Lending volumes in the second charge loans market could fall by as much as 20 per cent as a result of the FCA’s new second charge proposals.
In its consultation paper on how the directive would be implemented in relation to second charge loans, the FCA says it will fold second charge regulation into its mortgage regime and has made a number of proposals around how this would take place.
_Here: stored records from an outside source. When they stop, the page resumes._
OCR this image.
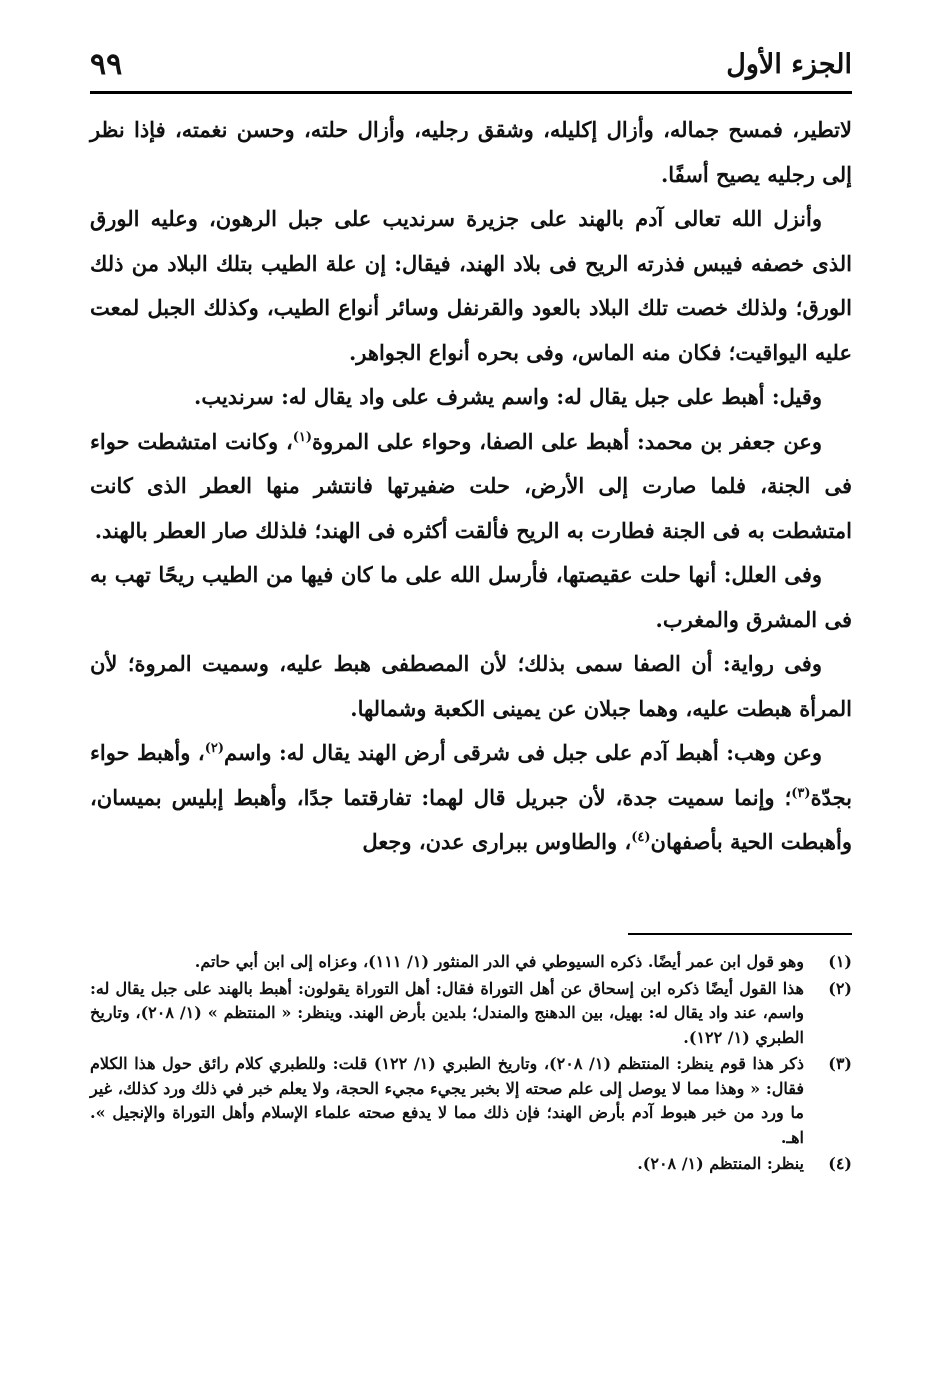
الجزء الأول
٩٩

لاتطير، فمسح جماله، وأزال إكليله، وشقق رجليه، وأزال حلته، وحسن نغمته، فإذا نظر إلى رجليه يصيح أسفًا.

وأنزل الله تعالى آدم بالهند على جزيرة سرنديب على جبل الرهون، وعليه الورق الذى خصفه فيبس فذرته الريح فى بلاد الهند، فيقال: إن علة الطيب بتلك البلاد من ذلك الورق؛ ولذلك خصت تلك البلاد بالعود والقرنفل وسائر أنواع الطيب، وكذلك الجبل لمعت عليه اليواقيت؛ فكان منه الماس، وفى بحره أنواع الجواهر.

وقيل: أهبط على جبل يقال له: واسم يشرف على واد يقال له: سرنديب.

وعن جعفر بن محمد: أهبط على الصفا، وحواء على المروة$^{(١)}$، وكانت امتشطت حواء فى الجنة، فلما صارت إلى الأرض، حلت ضفيرتها فانتشر منها العطر الذى كانت امتشطت به فى الجنة فطارت به الريح فألقت أكثره فى الهند؛ فلذلك صار العطر بالهند.

وفى العلل: أنها حلت عقيصتها، فأرسل الله على ما كان فيها من الطيب ريحًا تهب به فى المشرق والمغرب.

وفى رواية: أن الصفا سمى بذلك؛ لأن المصطفى هبط عليه، وسميت المروة؛ لأن المرأة هبطت عليه، وهما جبلان عن يمينى الكعبة وشمالها.

وعن وهب: أهبط آدم على جبل فى شرقى أرض الهند يقال له: واسم$^{(٢)}$، وأهبط حواء بجدّة$^{(٣)}$؛ وإنما سميت جدة، لأن جبريل قال لهما: تفارقتما جدًا، وأهبط إبليس بميسان، وأهبطت الحية بأصفهان$^{(٤)}$، والطاوس ببرارى عدن، وجعل

(١)
وهو قول ابن عمر أيضًا. ذكره السيوطي في الدر المنثور (١/ ١١١)، وعزاه إلى ابن أبي حاتم.
(٢)
هذا القول أيضًا ذكره ابن إسحاق عن أهل التوراة فقال: أهل التوراة يقولون: أهبط بالهند على جبل يقال له: واسم، عند واد يقال له: بهيل، بين الدهنج والمندل؛ بلدين بأرض الهند. وينظر: « المنتظم » (١/ ٢٠٨)، وتاريخ الطبري (١/ ١٢٢).
(٣)
ذكر هذا قوم ينظر: المنتظم (١/ ٢٠٨)، وتاريخ الطبري (١/ ١٢٢) قلت: وللطبري كلام رائق حول هذا الكلام فقال: « وهذا مما لا يوصل إلى علم صحته إلا بخبر يجيء مجيء الحجة، ولا يعلم خبر في ذلك ورد كذلك، غير ما ورد من خبر هبوط آدم بأرض الهند؛ فإن ذلك مما لا يدفع صحته علماء الإسلام وأهل التوراة والإنجيل ». اهـ.
(٤)
ينظر: المنتظم (١/ ٢٠٨).
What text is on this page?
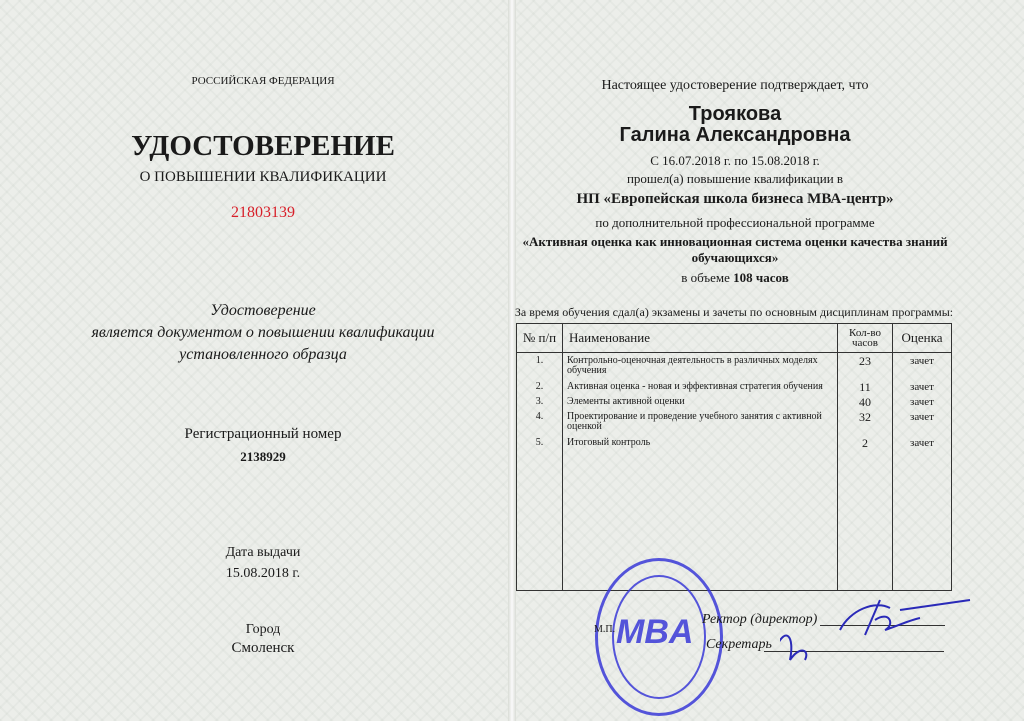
РОССИЙСКАЯ ФЕДЕРАЦИЯ
УДОСТОВЕРЕНИЕ
О ПОВЫШЕНИИ КВАЛИФИКАЦИИ
21803139
Удостоверение
является документом о повышении квалификации
установленного образца
Регистрационный номер
2138929
Дата выдачи
15.08.2018 г.
Город
Смоленск
Настоящее удостоверение подтверждает, что
Троякова
Галина Александровна
С 16.07.2018 г. по 15.08.2018 г.
прошел(а) повышение квалификации в
НП «Европейская школа бизнеса МВА-центр»
по дополнительной профессиональной программе
«Активная оценка как инновационная система оценки качества знаний
обучающихся»
в объеме 108 часов
За время обучения сдал(а) экзамены и зачеты по основным дисциплинам программы:
№ п/п	Наименование	Кол-во часов	Оценка
1.	Контрольно-оценочная деятельность в различных моделях обучения	23	зачет
2.	Активная оценка - новая и эффективная стратегия обучения	11	зачет
3.	Элементы активной оценки	40	зачет
4.	Проектирование и проведение учебного занятия с активной оценкой	32	зачет
5.	Итоговый контроль	2	зачет

MBA
М.П.
Ректор (директор)
Секретарь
The rules largely mirror those of the MMR and will mean all second charge sales are advised.
As the proposals stand, the regulator says between 10 and 17 per cent of consumers would no longer be granted a loan, while 22 to 30 per cent of consumers would find they are able to borrow less than before the proposed changes.
The FCA says in the consultation paper: “As a consequence of our proposals, using the subdued period between 2009 and 2011 as our basis, our modeling would indicate a reduction in lending volumes of around 20 per cent.
“This would imply a reduction in the volume of lending in the second charge market of around £100m.”
The regulator also asserts that the cost of implementing the new requirements around second charge loans would amount to a one-off cost of £85,000 and ongoing annual costs of £35,000 across the broker industry.
A cost-benefit analysis by professional services firm KPMG gave an original annual cost for intermediaries of £640,000, but the FCA says this was driven by a single intermediary’s quoting the “cost of lower conversion rates to the business as a consequence of stress testing” as the reason for this cost.
The FCA then discounted this figure to £35,000, saying: “We think the intermediary’s response reflects the impact of the reduction in volumes that might be associated with the introduction of the proposed requirement. This is captured elsewhere in our CBA and is not a pure compliance cost.”
Lenders would incur a one-off cost of £330,000 and ongoing annual costs of £225,000, according to the regulator.